When running on SCC, load the R module version 3.5.2
module load R/3.5.2
Input should be a csv file that contains 4 columns:
- TE: The full name of the TE, such as ALU:1-312.
- Sample: Sample's name, such as C_0002.
- Status: Sample's status, such as Huntingtons or Control.
- Path: the absolute path of the TPM file of the TE in that sample, such as /projectnb/lau-bumc/qichengm/projects/Lau_lab/human/HD_PD_project/miRNA/C_0002_TE/TE@ALU:1-312.
The first three columns data could be generated via the Path column data.
For the current data provided in the HD_PD_project/miRNA
folder, a file with all of the data will be provided. When doing analysis on specific samples/TE, filtering/selecting could be done to retrieve the data in need.
In the same folder where the script TE_viz_line_plot.R
resides, run
./TE_viz_line_plot.R ../data/testing_TE.csv ../figs
assuming the input file is called testing_TE.csv
in a parallel folder named data
, and the output directory is another parallel folder called figs
.
If the folder does not exist, the script will create one.
When running
./TE_viz_line_plot.R -h
a help message will display on the screen, which says
Plot TPM distribution in the bins from the TE alignment data in different groups of samples.
Usage:
TE_viz_line_plot.R <input_fn> <output_dir>
Options:
-h --help Show this screen.
-v --version Show version.
Arguments:
input_fn The absolute or relative path of the input file. Please see the READ.md for more details of the format of the file.

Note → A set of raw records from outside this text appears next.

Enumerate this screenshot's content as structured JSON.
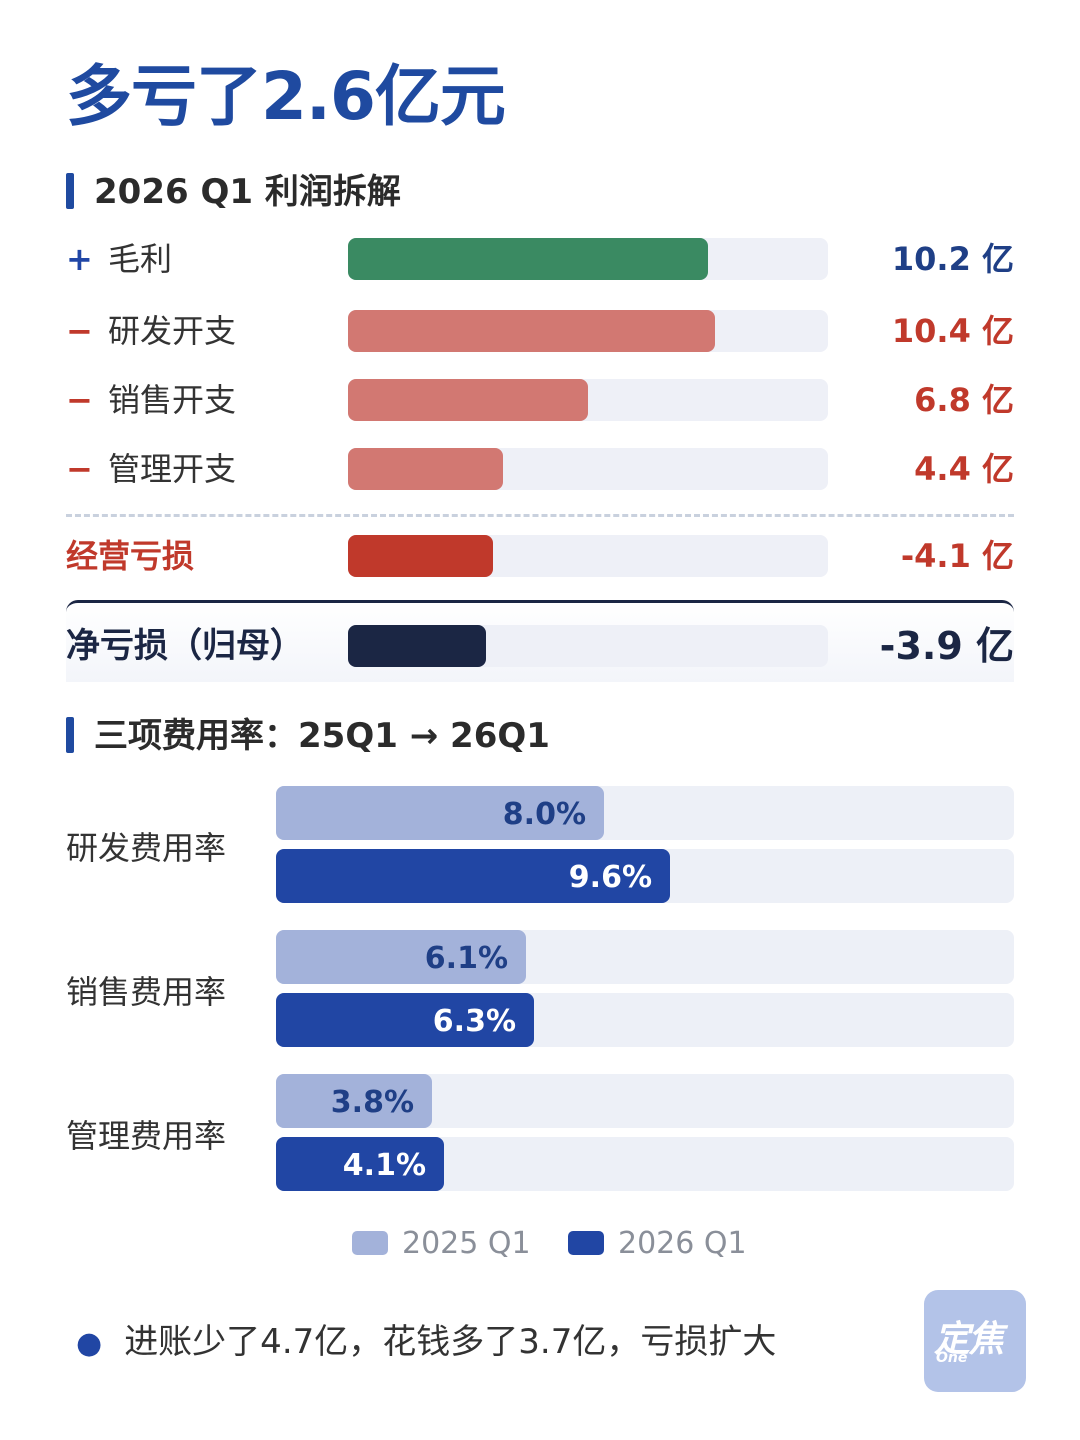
{
  "title": "多亏了2.6亿元",
  "section1_title": "2026 Q1 利润拆解",
  "section2_title": "三项费用率：25Q1 → 26Q1",
  "profit": {
    "unit": "亿",
    "rows": [
      {
        "sign": "+",
        "label": "毛利",
        "value": 10.2,
        "value_text": "10.2 亿",
        "color": "#3a8a62",
        "value_color": "#1f3f86"
      },
      {
        "sign": "−",
        "label": "研发开支",
        "value": 10.4,
        "value_text": "10.4 亿",
        "color": "#d27872",
        "value_color": "#c0392b"
      },
      {
        "sign": "−",
        "label": "销售开支",
        "value": 6.8,
        "value_text": "6.8 亿",
        "color": "#d27872",
        "value_color": "#c0392b"
      },
      {
        "sign": "−",
        "label": "管理开支",
        "value": 4.4,
        "value_text": "4.4 亿",
        "color": "#d27872",
        "value_color": "#c0392b"
      }
    ],
    "operating_loss": {
      "label": "经营亏损",
      "value": -4.1,
      "value_text": "-4.1 亿",
      "color": "#c0392b",
      "value_color": "#c0392b"
    },
    "net_loss": {
      "label": "净亏损（归母）",
      "value": -3.9,
      "value_text": "-3.9 亿",
      "color": "#1b2644",
      "value_color": "#1b2644"
    },
    "scale_max": 13.6
  },
  "chart_data": {
    "type": "bar",
    "orientation": "horizontal",
    "categories": [
      "研发费用率",
      "销售费用率",
      "管理费用率"
    ],
    "series": [
      {
        "name": "2025 Q1",
        "values": [
          8.0,
          6.1,
          3.8
        ],
        "labels": [
          "8.0%",
          "6.1%",
          "3.8%"
        ],
        "color": "#a3b2da"
      },
      {
        "name": "2026 Q1",
        "values": [
          9.6,
          6.3,
          4.1
        ],
        "labels": [
          "9.6%",
          "6.3%",
          "4.1%"
        ],
        "color": "#2146a4"
      }
    ],
    "xlim": [
      0,
      18
    ],
    "legend": "bottom-center"
  },
  "footnote": "进账少了4.7亿，花钱多了3.7亿，亏损扩大",
  "logo": {
    "main": "定焦",
    "sub": "One"
  },
  "colors": {
    "accent": "#1f4aa0",
    "track": "#eef0f7"
  }
}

output_dir Output directory path either absolute or relative, for example "../figs"
An example output plot is shown above, with the file name exactly the same as the figure title. The figure is in the pdf format.

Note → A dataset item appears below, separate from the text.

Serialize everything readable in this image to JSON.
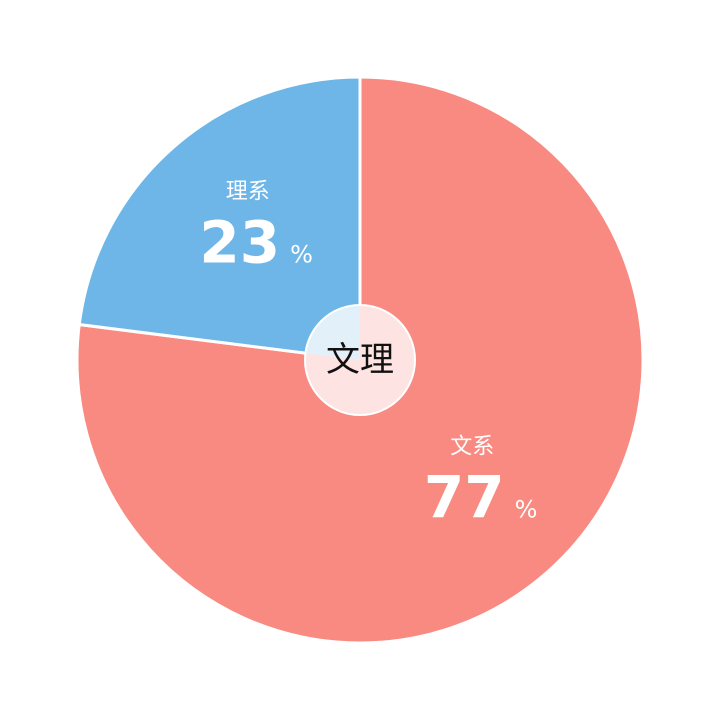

For a given TE, there will be three separate plots corresponding to three different lengths: 18-23nt, 24-35nt and any length for each of the conditions which include Control, Huntingtons and Parkinsons, depending on what data is in the input file.
This information is summarised in the figure title and file name as well. For instance, one output figure named L1:1-5403 any length line plot in Control.pdf
points out that this is a line plot with the reads of any lengths in the Control samples for the TE L1:1-5403.
In the example plot, two lines are drawn to showcase the median of the TPM data from all of the selected samples in each bin, with red line representing alignment to the positive strand and blue the negative strand. The shaded area indicates the interquartile range in each group.